Notice $70x \equiv 36 \mod 108\implies 70x = 36 + 198k \implies 35x = 18 + 99k \implies 35x \equiv 18\mod 99$
And we solve $x=108$ is a solution so $x \equiv 108\mod 99$ is also a solution. so $x = 9$ is the smallest solution.
$$70x-36 = 198k$$
Divide it $2$,
$$35x-18=99k$$
We want to find the smallest positive integer $x$ such that an integer $k$ exists.

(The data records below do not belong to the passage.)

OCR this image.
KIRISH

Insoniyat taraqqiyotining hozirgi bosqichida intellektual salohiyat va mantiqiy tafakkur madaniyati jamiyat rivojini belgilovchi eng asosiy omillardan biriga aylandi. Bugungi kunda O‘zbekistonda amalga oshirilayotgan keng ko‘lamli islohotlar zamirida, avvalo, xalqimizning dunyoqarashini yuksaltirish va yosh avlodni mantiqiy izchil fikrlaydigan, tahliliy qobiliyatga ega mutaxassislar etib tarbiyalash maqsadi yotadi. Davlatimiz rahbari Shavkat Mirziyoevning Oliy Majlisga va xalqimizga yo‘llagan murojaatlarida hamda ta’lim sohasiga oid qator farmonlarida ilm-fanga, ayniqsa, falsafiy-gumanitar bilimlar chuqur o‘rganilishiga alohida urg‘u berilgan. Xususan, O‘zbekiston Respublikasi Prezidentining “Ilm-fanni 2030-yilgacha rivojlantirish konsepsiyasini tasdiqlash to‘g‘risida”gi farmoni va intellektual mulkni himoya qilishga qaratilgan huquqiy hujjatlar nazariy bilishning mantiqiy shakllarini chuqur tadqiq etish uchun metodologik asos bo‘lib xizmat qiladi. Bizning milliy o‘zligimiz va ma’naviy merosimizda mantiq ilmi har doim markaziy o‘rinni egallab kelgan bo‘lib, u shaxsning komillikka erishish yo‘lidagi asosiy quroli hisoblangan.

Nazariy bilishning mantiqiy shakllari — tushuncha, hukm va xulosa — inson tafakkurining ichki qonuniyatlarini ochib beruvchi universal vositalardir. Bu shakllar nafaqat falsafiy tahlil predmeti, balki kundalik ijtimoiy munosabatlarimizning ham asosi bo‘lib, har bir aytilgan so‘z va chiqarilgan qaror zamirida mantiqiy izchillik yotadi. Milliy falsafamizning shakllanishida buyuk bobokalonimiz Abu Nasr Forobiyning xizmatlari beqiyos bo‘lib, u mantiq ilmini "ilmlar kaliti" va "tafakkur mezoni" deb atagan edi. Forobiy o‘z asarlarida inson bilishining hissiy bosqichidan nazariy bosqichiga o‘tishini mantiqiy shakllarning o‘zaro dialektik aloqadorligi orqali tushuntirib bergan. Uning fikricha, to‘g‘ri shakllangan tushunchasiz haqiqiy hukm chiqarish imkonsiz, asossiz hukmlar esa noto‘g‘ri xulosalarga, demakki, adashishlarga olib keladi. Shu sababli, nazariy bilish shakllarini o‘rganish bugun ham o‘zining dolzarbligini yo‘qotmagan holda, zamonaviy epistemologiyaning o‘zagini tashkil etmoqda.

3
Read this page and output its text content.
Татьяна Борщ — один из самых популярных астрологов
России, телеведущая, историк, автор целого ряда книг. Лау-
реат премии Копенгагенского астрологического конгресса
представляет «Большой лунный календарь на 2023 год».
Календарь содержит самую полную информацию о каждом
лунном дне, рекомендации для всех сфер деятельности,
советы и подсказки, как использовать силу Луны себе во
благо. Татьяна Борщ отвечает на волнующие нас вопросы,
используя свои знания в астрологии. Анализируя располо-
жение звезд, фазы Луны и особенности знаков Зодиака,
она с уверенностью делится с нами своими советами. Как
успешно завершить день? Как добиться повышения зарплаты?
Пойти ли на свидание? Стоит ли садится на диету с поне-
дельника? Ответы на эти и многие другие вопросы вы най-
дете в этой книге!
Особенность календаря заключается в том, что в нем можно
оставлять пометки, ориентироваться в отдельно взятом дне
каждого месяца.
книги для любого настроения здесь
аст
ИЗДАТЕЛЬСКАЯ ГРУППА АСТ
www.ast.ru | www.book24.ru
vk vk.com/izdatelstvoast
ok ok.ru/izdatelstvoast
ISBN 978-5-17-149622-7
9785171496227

I would be great if we can find $35^{-1} \pmod{99}$, we know it exists since $35$ and $99$ are corprime.
Let's use Euclidean algorithm: \begin{align}99&=2(35)+29\\ 35&=1(29)+6\\ 29&=4(6)+5\\ 6&=1(5)+1 \end{align}
Hence \begin{align} 1&=6-1(5)\\ &=6-(29-4(6))\\ &=5(6)-29 \\ &=5(35-29)-29\\ &=5(35)-6(29) \\ &=5(35)-6(99-2(35)) \\ &=17(35)-6(99) \end{align}
Hence $$17(35) \equiv 1 \pmod{99}$$
Our goal was to solve for $$35x \equiv 18 \pmod{99}$$
Multiply both sides by $17$, we have $$x \equiv 18(17) \pmod{99}$$
$$x \equiv 306 \equiv 3(99+1)+6\equiv 9 \pmod{99}$$
Hence the smallest positive solution is $9$.